All in all, The Drivery start-ups have coped with the crisis in an excellent manner. I was particularly impressed by the agility with which start-ups respond to change, the team spirit, and the mindset of the founders. 

While larger companies have very quickly retreated into the home office, these start-ups have explored new working spaces to safely work in teams. The search for synergies among themselves was also a remarkable effect in times of crisis. In the sense of “stronger together” the community emerges from the crisis bigger and stronger. The synergies range from the exchange of experience in dealing with investors to contractual cooperation in the design of infrastructure for electric mobility.

During Corona, people’s movement patterns have changed: less public transport, more cyclists, but also more individual car drivers. How will it affect mobility and innovation if people realise that they can also work from home? That they no longer need to travel for business, and perhaps also travel less or less far away in their private lives?

Some trends will definitely be accelerated, and the odd business trip will certainly be assessed differently in the future. For example, the rapidly increasing acceptance and technical development of digital communication alternatives at all scale levels will significantly reduce business travel in the long term. The pop-up cycle paths are also an important infrastructural step towards more mobility alternatives in cities. 

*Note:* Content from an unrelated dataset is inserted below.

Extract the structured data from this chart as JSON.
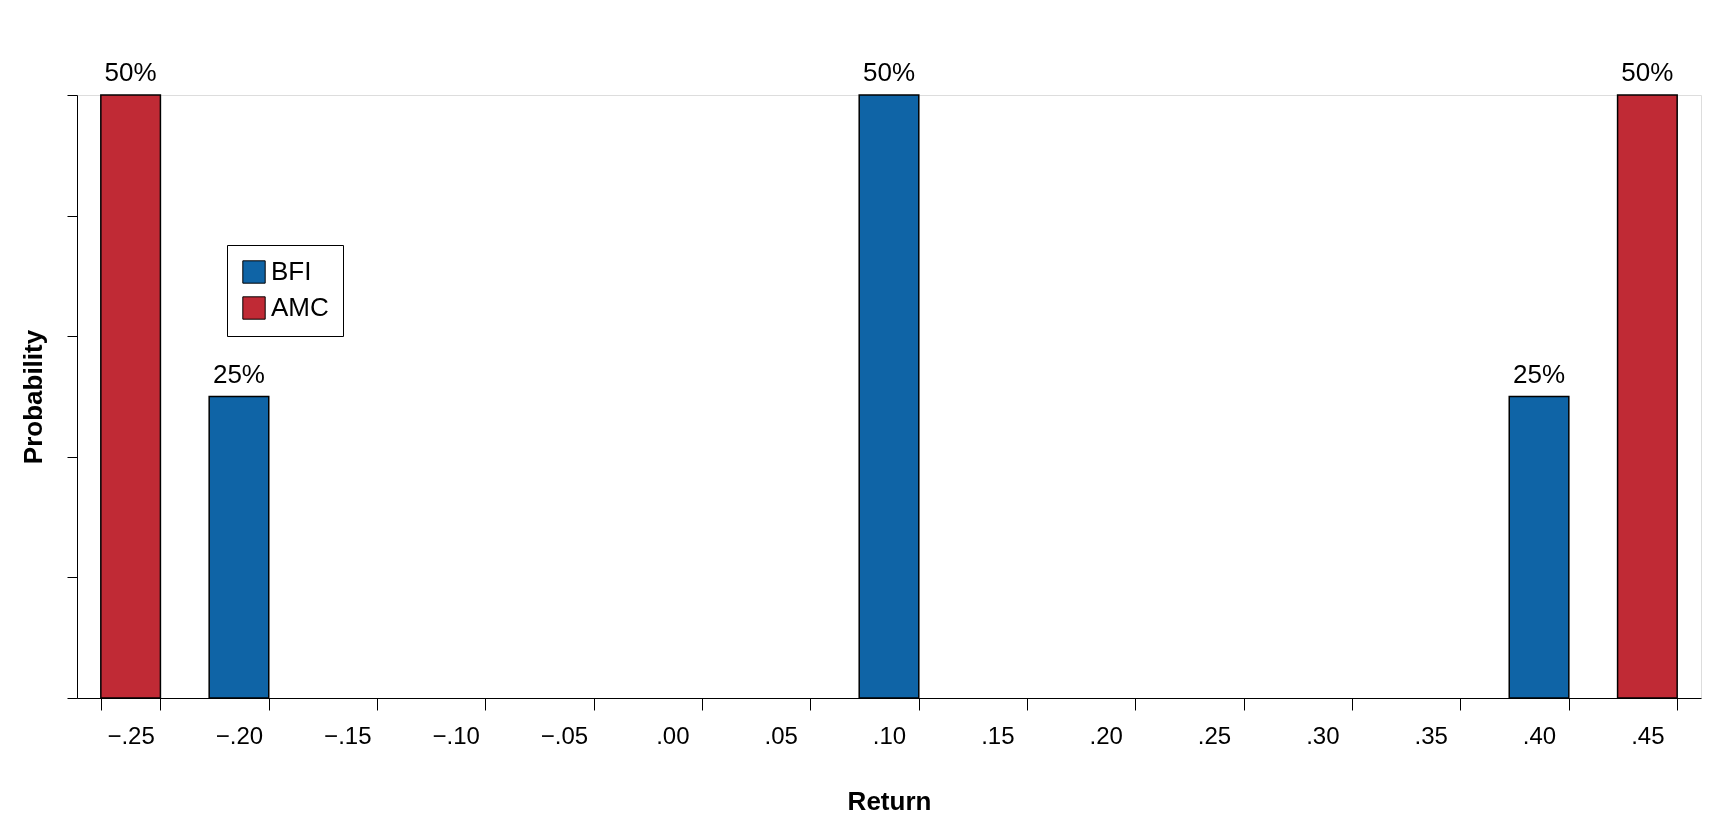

As far as home office is concerned, I see a yo-yo effect coming our way. Basic human needs and the necessary social interaction, which is also extremely important in business life, are currently being neglected. This direct interaction is essential for confidence-building and efficient communication, and it is currently reduced or non-existent. This can sometimes reduce work efficiency. Many employees miss the bustling office, the nice colleagues and the free mate tea. 

In both the professional and private spheres, I predict a catch-up effect towards a new normality, which will probably not differ that much from the old one.

What advice do you give to the founders in The Drivery to get through the crisis?

The market is changing at a very fast pace. So your own business model must be continually and consistently be questioned and adapted. Agility is the strength of young founders and smaller teams in particular. Always be confident and courageous, but not reckless! If a business model no longer works, you should admit this in good time and have the courage to fail – as long as it is still cheap. It is never too late to use the experience gained for a new start.

What were the big milestones in the mobility industry this year?

There is still a lack of significant milestones and disruptive innovations. The high acceptance of electric mobility is a highlight. However, this is largely motivated by state subsidies, and less by outstanding technological offerings.

The Corona-induced boom of two-wheelers is also worth mentioning – be it e-bikes or traditional bicycles. However, I do not dare to speak of a milestone in the mobility industry in view of the fact that the bicycle was invented in 1817, and there is a high number of cyclists involved in accidents. 

It is also worth mentioning the intensification of the fight for space in urban areas, especially in view of the boom in delivery services. The “pressure of the road” has, along with driving, the potential to accelerate innovation in the years to come. I look forward to real milestones.

What will you take with you as key learnings for 2021?

The year 2020 has taught us that all the things we always took for granted are not self-evident. Even if the situation eases up in 2021, I personally will be more aware of successes and defeats. The true value of a community is shown in difficult times. With this in mind, I will do everything I can to strengthen The Drivery Community and be prepared for future common challenges, even in the good times that 2021 will hopefully bring.